Crosstalk between Wnt Signaling and RNA Processing in Colorectal Cancer

Abstract

RNA processing involves a variety of processes affecting gene expression, including the removal of introns through RNA splicing, as well as 3' end processing (cleavage and polyadenylation). Alternative RNA processing is fundamentally important for gene regulation, and aberrant processing is associated with the initiation and progression of cancer. Deregulated Wnt signaling, which is the initiating event in the development of most cases of human colorectal cancer (CRC), has been linked to modified RNA processing, which may contribute to Wnt-mediated colonic carcinogenesis. Crosstalk between Wnt signaling and alternative RNA splicing with relevance to CRC includes effects on the expression of Rac1b, an alternatively spliced gene associated with tumorigenesis, which exhibits alternative RNA splicing that is influenced by Wnt activity. In addition, Tcf4, a crucial component of Wnt signaling, also exhibits alternative splicing, which is likely involved in colonic tumorigenesis. Modulation of 3' end formation, including of the Wnt target gene COX-2, also can influence the neoplastic process, with implications for CRC. While many human genes are dependent on introns and splicing for normal levels of gene expression, naturally intronless genes exist with a unique metabolism that allows for intron-independent gene expression. Effects of Wnt activity on the RNA metabolism of the intronless Wnt-target gene c-jun is a likely contributor to cancer development. Further, butyrate, a breakdown product of dietary fiber and a histone deacetylase inhibitor, upregulates Wnt activity in CRC cells, and also modulates RNA processing; therefore, the interplay between Wnt activity, the modulation of this activity by butyrate, and differential RNA metabolism in colonic cells can significantly influence tumorigenesis. Determining the role played by altered RNA processing in Wnt-mediated neoplasia may lead to novel interventions aimed at restoring normal RNA metabolism for therapeutic benefit. Therefore, this minireview presents a brief overview of several aspects of RNA processing of relevance to cancer, which potentially influence, or are influenced by, Wnt signaling activity.

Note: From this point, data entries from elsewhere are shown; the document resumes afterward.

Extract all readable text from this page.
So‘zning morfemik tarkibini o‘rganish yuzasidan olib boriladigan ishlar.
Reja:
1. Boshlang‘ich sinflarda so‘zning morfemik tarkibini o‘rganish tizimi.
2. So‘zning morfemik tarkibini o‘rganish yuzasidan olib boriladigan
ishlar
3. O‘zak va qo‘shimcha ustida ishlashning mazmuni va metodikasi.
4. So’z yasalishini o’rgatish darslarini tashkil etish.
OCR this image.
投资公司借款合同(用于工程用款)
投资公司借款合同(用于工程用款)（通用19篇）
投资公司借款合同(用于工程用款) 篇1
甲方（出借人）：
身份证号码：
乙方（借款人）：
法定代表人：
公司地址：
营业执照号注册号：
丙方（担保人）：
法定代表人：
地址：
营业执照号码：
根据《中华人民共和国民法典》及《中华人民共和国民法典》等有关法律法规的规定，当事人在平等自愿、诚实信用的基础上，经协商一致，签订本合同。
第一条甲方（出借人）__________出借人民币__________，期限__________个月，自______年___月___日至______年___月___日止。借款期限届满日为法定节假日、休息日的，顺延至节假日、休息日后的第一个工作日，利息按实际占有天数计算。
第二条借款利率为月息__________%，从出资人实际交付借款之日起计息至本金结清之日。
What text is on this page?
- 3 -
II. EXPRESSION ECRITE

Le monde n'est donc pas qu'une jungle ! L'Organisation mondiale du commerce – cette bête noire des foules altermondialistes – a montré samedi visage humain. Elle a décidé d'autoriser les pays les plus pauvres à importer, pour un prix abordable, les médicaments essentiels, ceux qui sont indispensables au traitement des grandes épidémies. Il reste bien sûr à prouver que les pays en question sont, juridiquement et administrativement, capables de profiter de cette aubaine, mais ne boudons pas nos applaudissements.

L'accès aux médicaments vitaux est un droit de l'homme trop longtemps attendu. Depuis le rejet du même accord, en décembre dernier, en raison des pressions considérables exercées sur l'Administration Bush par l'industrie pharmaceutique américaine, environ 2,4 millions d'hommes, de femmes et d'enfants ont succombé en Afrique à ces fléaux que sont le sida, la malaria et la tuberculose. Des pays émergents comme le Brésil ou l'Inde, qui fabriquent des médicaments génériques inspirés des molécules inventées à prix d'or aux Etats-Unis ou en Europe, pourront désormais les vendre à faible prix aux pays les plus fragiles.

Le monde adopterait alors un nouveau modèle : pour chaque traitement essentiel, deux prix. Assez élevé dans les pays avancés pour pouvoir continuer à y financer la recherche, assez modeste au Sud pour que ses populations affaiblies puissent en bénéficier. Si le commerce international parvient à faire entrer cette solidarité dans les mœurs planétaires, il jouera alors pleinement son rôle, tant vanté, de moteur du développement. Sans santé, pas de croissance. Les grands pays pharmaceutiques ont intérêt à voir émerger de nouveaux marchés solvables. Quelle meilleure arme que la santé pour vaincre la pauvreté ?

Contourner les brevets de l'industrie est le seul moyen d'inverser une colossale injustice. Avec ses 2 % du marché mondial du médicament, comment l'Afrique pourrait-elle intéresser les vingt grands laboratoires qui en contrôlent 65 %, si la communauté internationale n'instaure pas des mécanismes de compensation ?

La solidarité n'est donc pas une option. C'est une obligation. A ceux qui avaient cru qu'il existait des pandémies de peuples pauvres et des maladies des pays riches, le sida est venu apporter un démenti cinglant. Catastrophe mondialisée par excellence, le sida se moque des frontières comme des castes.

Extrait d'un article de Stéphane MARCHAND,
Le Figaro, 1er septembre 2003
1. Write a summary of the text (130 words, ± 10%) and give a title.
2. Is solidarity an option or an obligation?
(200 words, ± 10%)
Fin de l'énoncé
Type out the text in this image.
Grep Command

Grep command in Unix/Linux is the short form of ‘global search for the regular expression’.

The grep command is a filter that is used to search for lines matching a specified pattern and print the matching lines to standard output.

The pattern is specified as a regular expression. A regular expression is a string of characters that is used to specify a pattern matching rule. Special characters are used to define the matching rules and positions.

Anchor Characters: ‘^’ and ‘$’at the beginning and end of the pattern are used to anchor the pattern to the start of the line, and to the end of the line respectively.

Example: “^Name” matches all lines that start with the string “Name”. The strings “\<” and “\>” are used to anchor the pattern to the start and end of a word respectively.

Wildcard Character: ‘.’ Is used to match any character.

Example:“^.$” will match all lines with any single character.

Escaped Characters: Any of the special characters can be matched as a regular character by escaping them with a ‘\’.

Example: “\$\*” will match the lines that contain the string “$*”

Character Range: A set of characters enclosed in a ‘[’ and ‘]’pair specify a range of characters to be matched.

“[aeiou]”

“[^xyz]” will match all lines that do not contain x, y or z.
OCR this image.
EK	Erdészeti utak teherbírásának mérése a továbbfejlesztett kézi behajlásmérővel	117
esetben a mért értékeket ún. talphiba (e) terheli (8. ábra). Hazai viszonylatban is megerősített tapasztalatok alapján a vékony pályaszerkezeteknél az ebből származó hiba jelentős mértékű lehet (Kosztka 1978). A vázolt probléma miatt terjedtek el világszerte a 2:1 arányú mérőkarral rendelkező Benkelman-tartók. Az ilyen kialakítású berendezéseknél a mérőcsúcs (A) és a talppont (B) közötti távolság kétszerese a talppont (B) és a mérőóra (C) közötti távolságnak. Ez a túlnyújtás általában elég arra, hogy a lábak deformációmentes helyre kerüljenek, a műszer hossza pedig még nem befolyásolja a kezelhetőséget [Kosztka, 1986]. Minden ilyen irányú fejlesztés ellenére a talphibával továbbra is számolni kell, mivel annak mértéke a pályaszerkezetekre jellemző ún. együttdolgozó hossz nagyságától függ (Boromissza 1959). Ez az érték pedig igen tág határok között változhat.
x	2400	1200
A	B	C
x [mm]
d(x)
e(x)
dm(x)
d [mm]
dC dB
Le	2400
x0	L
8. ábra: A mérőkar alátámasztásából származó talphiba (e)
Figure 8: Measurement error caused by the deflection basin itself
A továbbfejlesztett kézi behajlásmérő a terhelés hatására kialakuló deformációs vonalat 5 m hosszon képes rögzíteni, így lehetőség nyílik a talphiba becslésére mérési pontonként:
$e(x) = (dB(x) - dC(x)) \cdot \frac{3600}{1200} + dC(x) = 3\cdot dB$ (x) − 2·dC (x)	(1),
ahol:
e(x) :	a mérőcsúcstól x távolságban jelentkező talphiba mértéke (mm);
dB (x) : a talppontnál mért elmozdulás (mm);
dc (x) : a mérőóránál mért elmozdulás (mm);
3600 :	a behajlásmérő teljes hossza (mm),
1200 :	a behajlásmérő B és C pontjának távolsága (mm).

Keywords: RNA processing; Wnt activity; butyrate; colon cancer; polyadenylation.; splicing.

Fig 1

Wnt activity influences splicing efficiency in SW620 CRC cells. Splicing constructs pTN23 (TN23) or pTN24 (TN24) were transfected into SW620 cells with pcDNA3 (Ctl) or DN-Tcf4 (DN). Luciferase and beta-galactosidase activities were assayed with the Dual Light kit (Applied Biosystems) and the relative activity of luciferase vs. beta-galactosidase, indicative of splicing efficiency, is shown.

Fig 2

Wnt activity and Rac1b expression in CRC cells. Wnt activity promotes expression of SRp20 which blocks expression of Rac1b through control of alternative splicing. In contrast, the splicing factor ASF/SF2, the expression of which is repressed by PI3-K signaling, enhances expression of Rac1b through alternative splicing. Rac1b itself not only promotes cell survival, but enhances Wnt signaling, forming a negative feedback loop that controls Rac1b levels through Wnt-mediated SRp20 expression. Histone deacetylase inhibitors (HDACis) influence these processes by affecting both Wnt activity and the expression of factors such as SRp20. Arrows represent known or potential positive interactions; blocked lines represent known or potential repressive interactions.

Fig 3

Interactions between Wnt activity and aspects of RNA metabolism. Wnt signaling can influence alternative splicing through the differential expression of RNA splicing factors. In some cases, such as Rac1b, the products of alternative processing can affect Wnt signaling. Wnt activity may also affect alternative polyadenylation. In addition, Wnt activity can influence the stability of the products of alternative polyadenylation; these effects on RNA stability may be mediated by the HuR protein. Further, our preliminary data suggest a possible role for Wnt activity in repressing general RNA splicing activity in CRC cells. Finally, Wnt activity can also promote expression of certain intronless genes, whose gene products influence Wnt activity, with possible consequences for colonic tumorigenesis. Note that the overall net effect of HDACis on CRC is believed to be inhibitory; however, at the same time, HDACis can enhance expression of potentially pro-tumorigenic factors, such as the product of the intronless c-jun gene. Arrows represent known or potential positive interactions; blocked lines represent known or potential repressive interactions. Steps involving RNA metabolism are underlined.